Sign dalam puisi yang merupakan print out atau system tanda harus ditafsirkan sehingga hadir interpretasi. Dalam menginterpretasikan ini pemahaman anak ditentukan oleh pengalaman dan pengetahuan atau skemata isi yang dimilikinya (prior knowledge). Proses membaca puisi ditandai oleh formulasi hipotesis menyangkut pengertian-pengertian dalam bacaan.

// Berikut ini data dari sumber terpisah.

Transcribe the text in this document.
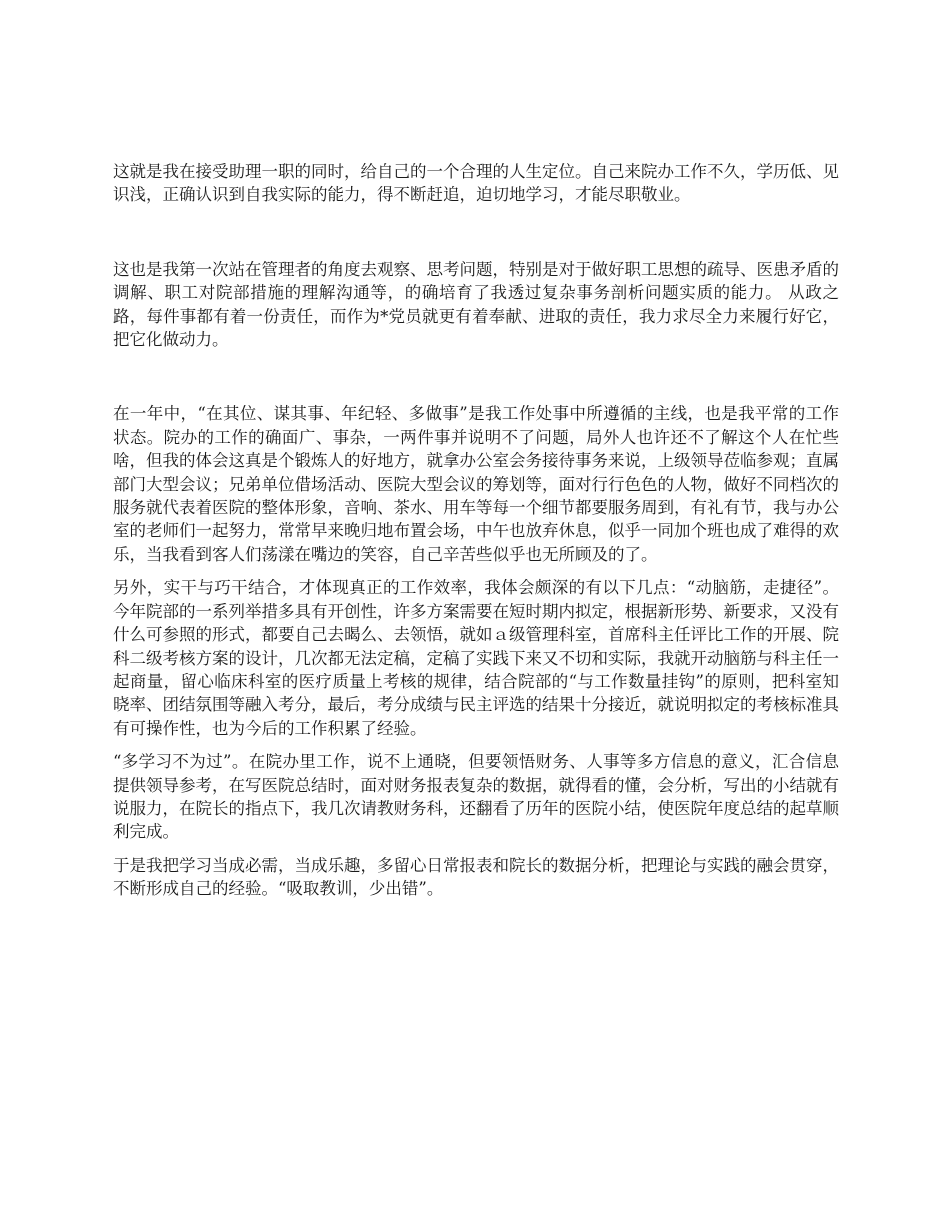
这就是我在接受助理一职的同时，给自己的一个合理的人生定位。自己来院办工作不久，学历低、见识浅，正确认识到自我实际的能力，得不断赶追，迫切地学习，才能尽职敬业。

这也是我第一次站在管理者的角度去观察、思考问题，特别是对于做好职工思想的疏导、医患矛盾的调解、职工对院部措施的理解沟通等，的确培育了我透过复杂事务剖析问题实质的能力。 从政之路，每件事都有着一份责任，而作为*党员就更有着奉献、进取的责任，我力求尽全力来履行好它，把它化做动力。

在一年中，“在其位、谋其事、年纪轻、多做事”是我工作处事中所遵循的主线，也是我平常的工作状态。院办的工作的确面广、事杂，一两件事并说明不了问题，局外人也许还不了解这个人在忙些啥，但我的体会这真是个锻炼人的好地方，就拿办公室会务接待事务来说，上级领导莅临参观；直属部门大型会议；兄弟单位借场活动、医院大型会议的筹划等，面对行行色色的人物，做好不同档次的服务就代表着医院的整体形象，音响、茶水、用车等每一个细节都要服务周到，有礼有节，我与办公室的老师们一起努力，常常早来晚归地布置会场，中午也放弃休息，似乎一同加个班也成了难得的欢乐，当我看到客人们荡漾在嘴边的笑容，自己辛苦些似乎也无所顾及的了。

另外，实干与巧干结合，才体现真正的工作效率，我体会颇深的有以下几点：“动脑筋，走捷径”。今年院部的一系列举措多具有开创性，许多方案需要在短时期内拟定，根据新形势、新要求，又没有什么可参照的形式，都要自己去暍么、去领悟，就如ａ级管理科室，首席科主任评比工作的开展、院科二级考核方案的设计，几次都无法定稿，定稿了实践下来又不切和实际，我就开动脑筋与科主任一起商量，留心临床科室的医疗质量上考核的规律，结合院部的“与工作数量挂钩”的原则，把科室知晓率、团结氛围等融入考分，最后，考分成绩与民主评选的结果十分接近，就说明拟定的考核标准具有可操作性，也为今后的工作积累了经验。

“多学习不为过”。在院办里工作，说不上通晓，但要领悟财务、人事等多方信息的意义，汇合信息提供领导参考，在写医院总结时，面对财务报表复杂的数据，就得看的懂，会分析，写出的小结就有说服力，在院长的指点下，我几次请教财务科，还翻看了历年的医院小结，使医院年度总结的起草顺利完成。

于是我把学习当成必需，当成乐趣，多留心日常报表和院长的数据分析，把理论与实践的融会贯穿，不断形成自己的经验。“吸取教训，少出错”。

Anak mengawali proses interpretasi puisinya dengan membaca tanda yang berupa kata (lebah, mawar, madu, dst) yang membawa anak berkelana menyusuri skemata isi yang dimilikinya. Untuk memformulasi hipotesis makna puisi “Lebah dan Mawar” ini anak harus mengungkit pengalaman dan pengetahuannya tentang bunga mawar dan binatang lebah yang selalu menghisap madu. Dengan demikian, anak akan mengakumulasikan rasa ingin tahu dan gambaran menemukan jawaban tentang makna puisi itu melalui internalisasi yang mengacu pada gambar makna dalam bacaan dan vicarious experience anak sehingga gambaran makna puisi itu ditemukan.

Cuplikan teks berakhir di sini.